The heavily redacted remedial plan is understood to have been drafted by GTR but approved by the Department for Transport (DfT). Unions called the lenient agreement 'a last ditch attempt to prevent the termination of the Govia Thameslink railway franchise agreement'.

The DfT clarified that financial incentives or penalties based on the performance targets set out in the franchise agreement are calculated annually, with the exact figures not routinely published. This is said to be due to commercial sensitivities.

A DfT spokesperson said: ‘Passengers have had to put up with unacceptable levels of cancellations on the GTR network, and it is right that the operator is taking robust, positive steps that will ensure fewer services are cancelled, not more. These targets are both challenging and realistically achievable.

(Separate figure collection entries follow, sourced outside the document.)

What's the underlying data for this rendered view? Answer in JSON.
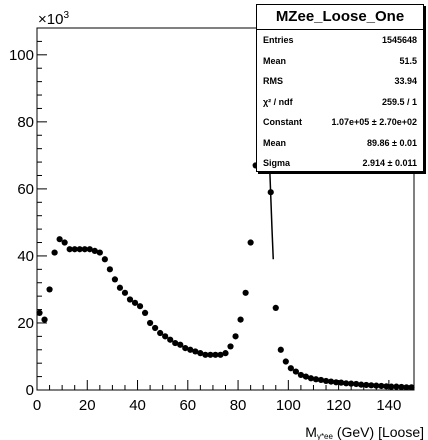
{
  "chart_data": {
    "type": "scatter",
    "title": "",
    "xlabel": "M",
    "xlabel_sub": "γ*ee",
    "xlabel_suffix": " (GeV) [Loose]",
    "ylabel": "",
    "y_multiplier": "×10",
    "y_multiplier_exp": "3",
    "xlim": [
      0,
      150
    ],
    "ylim": [
      0,
      108
    ],
    "x_ticks": [
      0,
      20,
      40,
      60,
      80,
      100,
      120,
      140
    ],
    "y_ticks": [
      0,
      20,
      40,
      60,
      80,
      100
    ],
    "grid": false,
    "marker_color": "#000000",
    "series": [
      {
        "x": [
          1,
          3,
          5,
          7,
          9,
          11,
          13,
          15,
          17,
          19,
          21,
          23,
          25,
          27,
          29,
          31,
          33,
          35,
          37,
          39,
          41,
          43,
          45,
          47,
          49,
          51,
          53,
          55,
          57,
          59,
          61,
          63,
          65,
          67,
          69,
          71,
          73,
          75,
          77,
          79,
          81,
          83,
          85,
          87,
          89,
          91,
          93,
          95,
          97,
          99,
          101,
          103,
          105,
          107,
          109,
          111,
          113,
          115,
          117,
          119,
          121,
          123,
          125,
          127,
          129,
          131,
          133,
          135,
          137,
          139,
          141,
          143,
          145,
          147,
          149
        ],
        "y": [
          23,
          21,
          30,
          41,
          45,
          44,
          42,
          42,
          42,
          42,
          42,
          41.5,
          41,
          39,
          36,
          33,
          30.5,
          29,
          27,
          26,
          25,
          23,
          20,
          18.5,
          17,
          16,
          15,
          14,
          13.5,
          12.5,
          12,
          11.5,
          11,
          10.5,
          10.5,
          10.5,
          10.5,
          11,
          13,
          16,
          21,
          29,
          44,
          67,
          84,
          88,
          59,
          24.5,
          12,
          8.5,
          6.5,
          5.5,
          4.5,
          4,
          3.5,
          3.2,
          3,
          2.7,
          2.5,
          2.3,
          2.2,
          2,
          1.9,
          1.8,
          1.6,
          1.5,
          1.4,
          1.3,
          1.2,
          1.1,
          1,
          1,
          0.9,
          0.8,
          0.8
        ]
      }
    ],
    "fit_curve": {
      "x": [
        91,
        91.5,
        92,
        92.5,
        93,
        93.5,
        94
      ],
      "y": [
        88,
        84,
        77,
        68,
        58,
        48,
        39
      ]
    }
  },
  "stats": {
    "title": "MZee_Loose_One",
    "rows": [
      {
        "label": "Entries",
        "value": "1545648"
      },
      {
        "label": "Mean",
        "value": "51.5"
      },
      {
        "label": "RMS",
        "value": "33.94"
      },
      {
        "label": "χ² / ndf",
        "value": "259.5 / 1"
      },
      {
        "label": "Constant",
        "value": "1.07e+05 ± 2.70e+02"
      },
      {
        "label": "Mean",
        "value": "89.86 ± 0.01"
      },
      {
        "label": "Sigma",
        "value": "2.914 ± 0.011"
      }
    ]
  }
}
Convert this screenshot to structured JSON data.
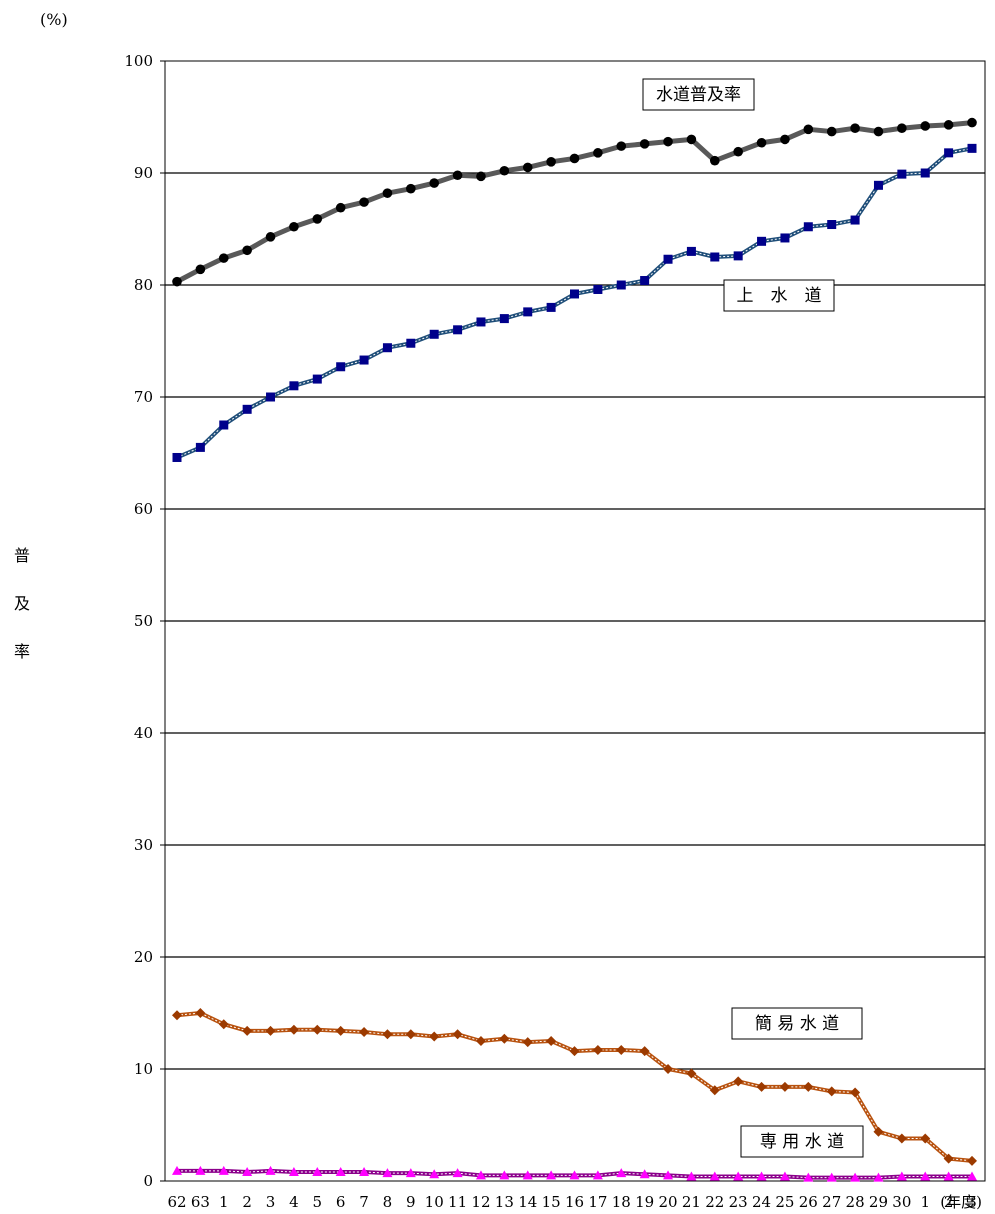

'Improvements won’t happen overnight, but the Remedial Plan sets out clear long-term improvements including recruiting and training more drivers, and introducing more reliable trains on the line. Some of these changes are already being delivered and we continue to work with GTR to ensure they deliver the high quality service that passengers deserve.’

GTR has blamed its recent high level of cancellations on staff sickness but the RMT has challenged this claiming the company is unfairly shifting blame onto the workforce.

The union cited two recent examples in which GTR had blamed staff cancellations on a shortage of conductors, when this was not the case.

A Southern spokesperson said: ‘Both of these cases were nothing more than simple human error. The accusation that we are deliberately cancelling services is quite simply ludicrous.’

Southern services have also been affected by strike action by RMT members over its attempts to introduce more driver only operation (DOO) on its trains by changing the role of conductors.

The union and GTR have recently held talks at conciliation service ACAS.

Separately, GTR has won a temporary injunction preventing drivers’ union ASLEF taking industrial action on Southern and Gatwick Express services over the same issue, despite a significant majority voting in favour.